Chef’s note on apple browning:
Honeycrisp and Fuji brown slower than Granny Smith. If prepping 2+ hours ahead, soak apple slices in cold water with 1 tablespoon of honey for 5 minutes, then drain and pat dry. No lemon flavor, no browning.


📊 Nutrition Information

*The following nutrition data is an estimate per serving, based on 1 main-sized serving (¼ of the full recipe with dressing). Calculated using USDA standard ingredients.*

Nutrient Amount % Daily Value*
Calories 485 kcal 24%
Total Fat 36 g 46%
Saturated Fat 7 g 35%
Trans Fat 0 g
Cholesterol 17 mg 6%
Sodium 520 mg 23%
Total Carbohydrate 37 g 13%
Dietary Fiber 7 g 25%
Total Sugars 26 g
Includes Added Sugars 9 g 18%
Protein 8 g 16%
Vitamin D 0 mcg 0%
Calcium 180 mg 14%
Iron 2 mg 11%
Potassium 480 mg 10%

Notes on nutrition:

  • This salad is gluten-free (check feta label for gluten-free cultures, though most are safe).
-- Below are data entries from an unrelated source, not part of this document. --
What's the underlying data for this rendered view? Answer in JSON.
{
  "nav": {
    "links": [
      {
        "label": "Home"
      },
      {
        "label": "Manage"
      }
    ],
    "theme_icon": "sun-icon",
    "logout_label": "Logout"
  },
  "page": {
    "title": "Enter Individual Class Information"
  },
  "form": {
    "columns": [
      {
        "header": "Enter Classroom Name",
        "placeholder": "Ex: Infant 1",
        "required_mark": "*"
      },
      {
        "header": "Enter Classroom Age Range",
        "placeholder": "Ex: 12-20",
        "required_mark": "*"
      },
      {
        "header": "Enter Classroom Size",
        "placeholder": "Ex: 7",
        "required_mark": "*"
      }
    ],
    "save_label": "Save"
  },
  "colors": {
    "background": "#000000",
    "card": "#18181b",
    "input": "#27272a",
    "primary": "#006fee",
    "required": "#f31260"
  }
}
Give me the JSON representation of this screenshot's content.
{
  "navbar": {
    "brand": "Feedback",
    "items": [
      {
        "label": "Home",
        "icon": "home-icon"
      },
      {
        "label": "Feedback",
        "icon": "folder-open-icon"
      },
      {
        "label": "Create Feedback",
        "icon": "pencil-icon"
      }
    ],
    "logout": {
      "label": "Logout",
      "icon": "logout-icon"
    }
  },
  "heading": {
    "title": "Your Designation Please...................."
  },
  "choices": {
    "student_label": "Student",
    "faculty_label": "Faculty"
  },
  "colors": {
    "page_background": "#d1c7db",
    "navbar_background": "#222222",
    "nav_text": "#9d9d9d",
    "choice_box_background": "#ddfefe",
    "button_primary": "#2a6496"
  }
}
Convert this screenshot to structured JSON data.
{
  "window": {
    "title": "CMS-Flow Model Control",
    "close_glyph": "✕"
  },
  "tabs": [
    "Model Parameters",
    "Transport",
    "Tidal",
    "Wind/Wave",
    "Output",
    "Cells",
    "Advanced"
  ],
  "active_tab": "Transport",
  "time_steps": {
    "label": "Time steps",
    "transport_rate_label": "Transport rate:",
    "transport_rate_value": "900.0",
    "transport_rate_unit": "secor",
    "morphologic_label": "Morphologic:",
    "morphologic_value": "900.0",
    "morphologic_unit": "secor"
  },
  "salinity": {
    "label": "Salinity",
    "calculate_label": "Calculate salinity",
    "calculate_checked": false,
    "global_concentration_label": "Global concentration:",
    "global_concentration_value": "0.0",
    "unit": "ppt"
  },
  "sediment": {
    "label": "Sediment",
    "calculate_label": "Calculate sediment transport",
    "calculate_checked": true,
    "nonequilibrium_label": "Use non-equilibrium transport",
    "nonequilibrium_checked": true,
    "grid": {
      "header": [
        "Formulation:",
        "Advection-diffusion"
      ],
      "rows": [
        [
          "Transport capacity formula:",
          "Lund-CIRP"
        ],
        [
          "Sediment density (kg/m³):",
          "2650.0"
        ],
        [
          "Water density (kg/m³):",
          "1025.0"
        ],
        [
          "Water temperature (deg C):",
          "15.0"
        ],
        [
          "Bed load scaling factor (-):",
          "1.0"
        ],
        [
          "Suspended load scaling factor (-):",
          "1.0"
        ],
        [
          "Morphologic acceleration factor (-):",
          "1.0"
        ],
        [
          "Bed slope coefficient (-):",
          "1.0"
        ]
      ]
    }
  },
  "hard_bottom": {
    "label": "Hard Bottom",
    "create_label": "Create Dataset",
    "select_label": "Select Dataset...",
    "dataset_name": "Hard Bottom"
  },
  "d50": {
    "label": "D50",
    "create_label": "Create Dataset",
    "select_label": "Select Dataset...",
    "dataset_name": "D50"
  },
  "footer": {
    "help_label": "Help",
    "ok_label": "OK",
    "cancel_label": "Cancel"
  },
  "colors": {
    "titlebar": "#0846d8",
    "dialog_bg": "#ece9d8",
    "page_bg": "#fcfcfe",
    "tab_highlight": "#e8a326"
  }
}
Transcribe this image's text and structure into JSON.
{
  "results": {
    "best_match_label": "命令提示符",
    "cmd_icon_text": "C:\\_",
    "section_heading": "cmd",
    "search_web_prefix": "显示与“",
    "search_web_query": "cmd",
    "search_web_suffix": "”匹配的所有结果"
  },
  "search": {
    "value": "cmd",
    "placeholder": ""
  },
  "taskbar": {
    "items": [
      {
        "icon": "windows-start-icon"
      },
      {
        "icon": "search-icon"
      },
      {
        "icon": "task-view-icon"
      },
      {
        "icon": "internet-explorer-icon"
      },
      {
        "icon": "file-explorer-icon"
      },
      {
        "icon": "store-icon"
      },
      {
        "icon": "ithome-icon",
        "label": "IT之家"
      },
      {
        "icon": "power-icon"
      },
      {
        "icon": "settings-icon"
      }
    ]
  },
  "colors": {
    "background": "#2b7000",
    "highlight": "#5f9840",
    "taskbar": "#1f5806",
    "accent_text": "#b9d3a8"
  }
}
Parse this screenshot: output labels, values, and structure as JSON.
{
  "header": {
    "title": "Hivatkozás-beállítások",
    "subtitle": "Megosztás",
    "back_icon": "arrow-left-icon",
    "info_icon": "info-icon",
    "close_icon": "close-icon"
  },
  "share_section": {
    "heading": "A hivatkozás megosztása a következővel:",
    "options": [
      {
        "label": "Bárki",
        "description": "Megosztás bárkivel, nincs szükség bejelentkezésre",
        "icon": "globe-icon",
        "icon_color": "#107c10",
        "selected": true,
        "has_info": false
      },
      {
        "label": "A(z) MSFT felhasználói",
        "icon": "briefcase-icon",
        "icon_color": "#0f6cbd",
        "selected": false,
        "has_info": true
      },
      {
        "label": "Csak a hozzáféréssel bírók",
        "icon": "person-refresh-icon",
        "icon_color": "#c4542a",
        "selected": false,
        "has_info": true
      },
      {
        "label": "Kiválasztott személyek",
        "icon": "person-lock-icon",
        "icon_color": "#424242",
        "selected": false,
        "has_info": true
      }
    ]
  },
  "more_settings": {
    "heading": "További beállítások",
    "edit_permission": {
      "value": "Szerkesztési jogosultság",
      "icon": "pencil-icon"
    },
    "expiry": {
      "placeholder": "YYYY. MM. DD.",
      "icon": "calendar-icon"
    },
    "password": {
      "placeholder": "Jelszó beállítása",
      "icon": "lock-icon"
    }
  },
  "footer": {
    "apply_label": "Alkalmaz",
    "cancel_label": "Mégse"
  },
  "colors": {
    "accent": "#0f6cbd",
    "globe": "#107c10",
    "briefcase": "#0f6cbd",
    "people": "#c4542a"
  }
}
  • To make dairy-free/vegan: Omit feta or use vegan feta. Dressing is already vegan.

  • To reduce sugar: Use unsweetened dried cranberries and reduce maple syrup to 1 tablespoon. Sugar drops to ~15g per serving.

  • To reduce fat: Use half the olive oil in dressing (replace with water) and skip pecans. Calories drop to ~310 per serving.